Digitizing Books, Fast and Affordable
I had a recent chat with a librarian who hosts a group of rare books in different languages. He is using proprietary software to scan and thereafter convert the text digitally. After this, he intends to keep the books preserved and allow electronic library lending. He already has a dedicated fileserver setup for sharing his electronic library. I did point him to Project Gutenberg and Project Madurai (an Indic/Tamil Language initiative intending to do what PG did for Ancient and Classical works in Tamil.)
However, he wasn't happy with the fact that scanning books took ages, usually ranging from a week to several weeks requiring a sizable amount of storage. Some of the scanned images could be automated for naming conventions, but that was how far he could get.
Looking at the FAQ available at PG, I found that they too used "Volunteer" scanners and the volunteer scanners were recommended to use a traditional flat-bed scanner (limiting page sizes of scans.) Some Scanners allow Automatic Data Feed (ADF) which helps if you can disassemble the book from its binding. For classical works, this is probably very tricky and sometimes impossible. The alternative is to take a two page scan and finally post process each scan.
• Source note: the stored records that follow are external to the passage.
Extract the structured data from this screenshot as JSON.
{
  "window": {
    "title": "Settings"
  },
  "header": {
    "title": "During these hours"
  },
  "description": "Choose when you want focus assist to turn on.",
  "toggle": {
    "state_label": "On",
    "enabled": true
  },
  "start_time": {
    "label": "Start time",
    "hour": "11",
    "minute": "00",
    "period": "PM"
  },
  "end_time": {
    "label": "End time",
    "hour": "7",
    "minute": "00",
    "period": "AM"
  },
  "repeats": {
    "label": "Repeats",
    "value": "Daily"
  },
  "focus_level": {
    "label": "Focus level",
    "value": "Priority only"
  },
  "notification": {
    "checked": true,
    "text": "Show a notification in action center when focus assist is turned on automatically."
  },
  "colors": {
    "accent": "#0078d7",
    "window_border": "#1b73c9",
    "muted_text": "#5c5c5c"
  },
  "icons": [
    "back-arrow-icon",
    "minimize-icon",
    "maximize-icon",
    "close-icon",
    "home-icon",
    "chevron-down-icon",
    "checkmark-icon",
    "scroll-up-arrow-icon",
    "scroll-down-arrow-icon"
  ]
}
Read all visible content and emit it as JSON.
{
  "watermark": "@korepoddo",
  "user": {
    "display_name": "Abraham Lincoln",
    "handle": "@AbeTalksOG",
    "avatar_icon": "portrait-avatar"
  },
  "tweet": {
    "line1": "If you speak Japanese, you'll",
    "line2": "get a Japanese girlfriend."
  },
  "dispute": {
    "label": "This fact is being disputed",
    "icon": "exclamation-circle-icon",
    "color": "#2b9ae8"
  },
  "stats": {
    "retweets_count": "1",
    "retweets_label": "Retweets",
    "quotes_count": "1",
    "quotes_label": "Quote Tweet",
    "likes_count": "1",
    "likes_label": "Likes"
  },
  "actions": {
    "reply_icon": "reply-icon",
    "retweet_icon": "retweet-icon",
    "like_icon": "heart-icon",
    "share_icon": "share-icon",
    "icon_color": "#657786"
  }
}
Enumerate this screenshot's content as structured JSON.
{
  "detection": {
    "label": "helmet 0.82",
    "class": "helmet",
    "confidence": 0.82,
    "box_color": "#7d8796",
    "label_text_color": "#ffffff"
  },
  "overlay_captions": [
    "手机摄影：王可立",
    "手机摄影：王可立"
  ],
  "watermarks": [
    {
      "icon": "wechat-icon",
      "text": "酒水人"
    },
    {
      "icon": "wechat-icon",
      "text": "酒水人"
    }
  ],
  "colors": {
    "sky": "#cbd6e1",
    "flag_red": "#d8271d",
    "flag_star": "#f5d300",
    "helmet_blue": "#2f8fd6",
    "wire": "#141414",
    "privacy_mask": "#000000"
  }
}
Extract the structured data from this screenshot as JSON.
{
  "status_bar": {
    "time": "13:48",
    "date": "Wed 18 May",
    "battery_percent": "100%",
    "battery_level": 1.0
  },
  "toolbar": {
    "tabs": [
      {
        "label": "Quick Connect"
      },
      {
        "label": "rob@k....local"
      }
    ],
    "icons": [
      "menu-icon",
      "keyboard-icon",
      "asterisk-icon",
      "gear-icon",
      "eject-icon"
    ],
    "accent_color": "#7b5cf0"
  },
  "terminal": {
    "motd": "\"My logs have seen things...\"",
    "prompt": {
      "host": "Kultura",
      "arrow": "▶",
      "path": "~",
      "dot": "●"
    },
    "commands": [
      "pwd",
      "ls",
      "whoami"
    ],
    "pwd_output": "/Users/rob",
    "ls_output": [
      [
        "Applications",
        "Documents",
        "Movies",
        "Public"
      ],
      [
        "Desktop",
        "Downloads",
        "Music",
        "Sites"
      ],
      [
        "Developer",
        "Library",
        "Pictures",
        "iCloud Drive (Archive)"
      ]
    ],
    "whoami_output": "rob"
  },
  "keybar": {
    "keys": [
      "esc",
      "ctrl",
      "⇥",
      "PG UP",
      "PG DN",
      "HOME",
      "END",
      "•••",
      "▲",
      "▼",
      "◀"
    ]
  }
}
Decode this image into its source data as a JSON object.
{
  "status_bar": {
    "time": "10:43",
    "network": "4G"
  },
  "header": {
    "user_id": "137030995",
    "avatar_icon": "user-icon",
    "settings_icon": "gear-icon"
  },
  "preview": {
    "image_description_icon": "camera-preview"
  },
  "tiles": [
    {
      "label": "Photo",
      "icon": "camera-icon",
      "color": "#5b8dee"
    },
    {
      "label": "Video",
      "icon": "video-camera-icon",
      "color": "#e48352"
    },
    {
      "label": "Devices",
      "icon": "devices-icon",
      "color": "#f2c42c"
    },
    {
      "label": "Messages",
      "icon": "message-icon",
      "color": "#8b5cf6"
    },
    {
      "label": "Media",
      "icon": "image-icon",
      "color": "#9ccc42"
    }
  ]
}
You can check out the details here at the Scanning FAQ.
Many of the books which are scanned are fragile and use thin paper. That prevents removal of the binding or in some rare cases laying them flat for scanning. Yes, this is a known problem to the gadget makers who build scanners. You can read about some of the gadgets specialized for scanning books here. (Wikipedia Link)
If you did check the Wikipedia link, you would see the open versions which specifically are designed to accommodate a variety of sizes as compared to the above closed unit which is less sensitive to ambient lighting and requires less powerful lighting (and therefore saves your power budget which is critical today.)
Now, why would this be an interesting space for innovation? The answer lies in the pricing of available solutions which are bundled with software. Flatbed Book Scanners are different from traditional Flatbed scanners by the very fact that they offer high speed scanning specifically for standard book sizes (the fastest close to about 3s per page.) The Flatbed Book Scanners do not automatically turn pages, which obviously is the tough part and also risk damaging the book.
If you wanted to look for a solution that was complete and turned pages automatically, you will find the following listed.
Now looking at numbers upto $10,000, this is definitely no easy investment for NGOs or even Governmental Libraries in the Developing Nations. The pricey components are actually the Camera, which in many of these cases is
- a High End CCD with a lens capable of autofocus and control.
- Robotic or Non-Touch techniques for page turning
- Illumination with automatic adjustment for paper type, quality and color
- Bundled Software for OCR and automated PDF output
- Non-Standard Adjustable mechanical casing
- Demand Volume is much lower to throttle pricing creating a vicious cycle
If you really want to penetrate this space, then there is quite a lot that can be done. Here are a few suggestions
- Use CMOS Cameras with In-built Autofocus DSP functions (Monochrome should suffice for most needs.)
- Use in-built DSP for quick post-processing and OCR (Processors like the OMAP already make it possible.)
- Use minimal illumination and partially closed box built on traditional flatbed scanner or OHP dimensions.
- Improvise on non-touch page turning (Robotics will need calibration and have component scalability issues.)
- Bundle Software that integrates well with Content Management Systems to support multiple output formats
I strongly feel that beating that price point and reaching a larger volume of people will create a compelling business case. New books are usually created on digital media and therefore have a digital alternative available. It is the volumes of old books containing priceless information that would need to be scanned. One could imagine a host of business models for such a case including Library centric Data centers hosting readable material accessible on almost any reading device.